Human cytomegalovirus : development of resistance to antiviral drugs and mechanisms of NK-cell evasion

Abstract

Human cytomegalovirus (HCMV), a member of the herpesviridae, is ubiquitous and causes persistent infections mostly without any clinical symptoms. However, HCMV infection is a major cause of morbidity and mortality among immunocompromised patients, especially transplant recipients and patients with AIDS. Antiviral agents currently licensed for the treatment of HCMV infections include ganciclovir, foscarnet, and cidofovir. Clinical management of HCMV infections in severely immunocompromised patients often requires prolonged antiviral treatment, which is associated with the risk of development of resistanct virus. HCMV isolates resistant to antiviral agents have been selected in the laboratory and have also been recovered from immunocompromised patients treated with antiviral drugs. Studies performed in the last 5 years have contributed significantly to the current understanding of the mechanisms of resistance of HCMV to antiviral drugs.

We could identify isolates from AIDS patients, that had alterations within the viral phosphotransferase (pUL97) and/or DNA polymerase (pUL54) and which conferred drug resistance. However, we found no evidence that short term antiviral treatment of HCMV disease in renal transplant recipients induced resistance. By in vitro mutagenesis and induction of HCMV mutants in cell culture, it was determined that mutations in UL54 and UL97 genes induced reduced susceptibility to PFA and/or GCV. The mutated Towne strains had the same growth phenotype as the original HCMW Towne. Clinical HCMV isolates were shown to replicate either rapidly or slowly. Slow or fast replication was neither related to major immediate early gene exon 4, gB genotypes, nor to antiviral susceptibility.
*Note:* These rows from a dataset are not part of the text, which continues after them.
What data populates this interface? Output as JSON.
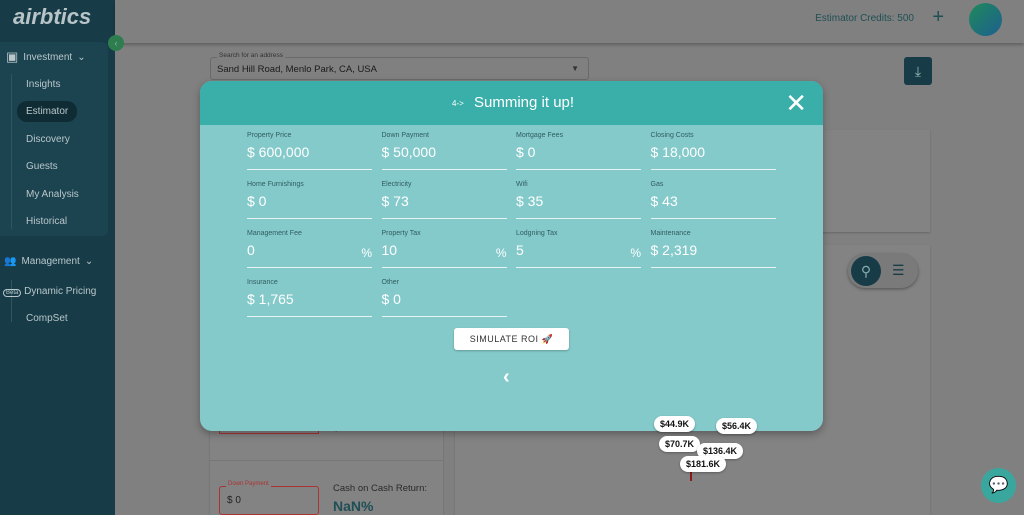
{
  "sidebar": {
    "logo": "airbtics",
    "sections": [
      {
        "label": "Investment",
        "items": [
          "Insights",
          "Estimator",
          "Discovery",
          "Guests",
          "My Analysis",
          "Historical"
        ]
      },
      {
        "label": "Management",
        "items": [
          "Dynamic Pricing",
          "CompSet"
        ],
        "badge": "Beta"
      }
    ],
    "active": "Estimator"
  },
  "header": {
    "credits": "Estimator Credits: 500"
  },
  "search": {
    "label": "Search for an address",
    "value": "Sand Hill Road, Menlo Park, CA, USA"
  },
  "background": {
    "down_payment_label": "Down Payment",
    "down_payment_value": "$ 0",
    "coc_label": "Cash on Cash Return:",
    "coc_value": "NaN%",
    "partial_value": "$0"
  },
  "map_markers": [
    "$44.9K",
    "$56.4K",
    "$70.7K",
    "$136.4K",
    "$181.6K"
  ],
  "modal": {
    "step": "4->",
    "title": "Summing it up!",
    "simulate": "SIMULATE ROI 🚀",
    "fields": [
      {
        "label": "Property Price",
        "value": "$ 600,000"
      },
      {
        "label": "Down Payment",
        "value": "$ 50,000"
      },
      {
        "label": "Mortgage Fees",
        "value": "$ 0"
      },
      {
        "label": "Closing Costs",
        "value": "$ 18,000"
      },
      {
        "label": "Home Furnishings",
        "value": "$ 0"
      },
      {
        "label": "Electricity",
        "value": "$ 73"
      },
      {
        "label": "Wifi",
        "value": "$ 35"
      },
      {
        "label": "Gas",
        "value": "$ 43"
      },
      {
        "label": "Management Fee",
        "value": "0",
        "unit": "%"
      },
      {
        "label": "Property Tax",
        "value": "10",
        "unit": "%"
      },
      {
        "label": "Lodgning Tax",
        "value": "5",
        "unit": "%"
      },
      {
        "label": "Maintenance",
        "value": "$ 2,319"
      },
      {
        "label": "Insurance",
        "value": "$ 1,765"
      },
      {
        "label": "Other",
        "value": "$ 0"
      }
    ]
  },
  "colors": {
    "teal": "#3aafa9",
    "modal_body": "#85cacb",
    "sidebar": "#173c47"
  }
}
The NK cells are of importance for the innate immune response to viral infections and may play a key role in the control of HCMV infections. In humans, low NK cell cytotoxicity is associated with increased sensitivity to herpesviruses infections, including CMV. The mechanism by which NK cells may recognize and eliminate virus-infected cells is still unclear. HCMV has evolved strategies to protect infected cells from lysis caused by NK cells, a feature that may have a role in the pathogenesis of HCMV disease. We found that the clinical isolates confer a strong NK resistance, whereas only marginal or variable effects in recognition were found when laboratory strains were used. The NK cell inhibition did not correlate with HLA class I expression and was independent of the leukocyte Ig-like receptor- I (LIR-1). The upregulation of HLA-E mediated by CMV pUL40 and IFN-gamma is one possible mechanism to avoid NK cell recognition of HCMV infected cells.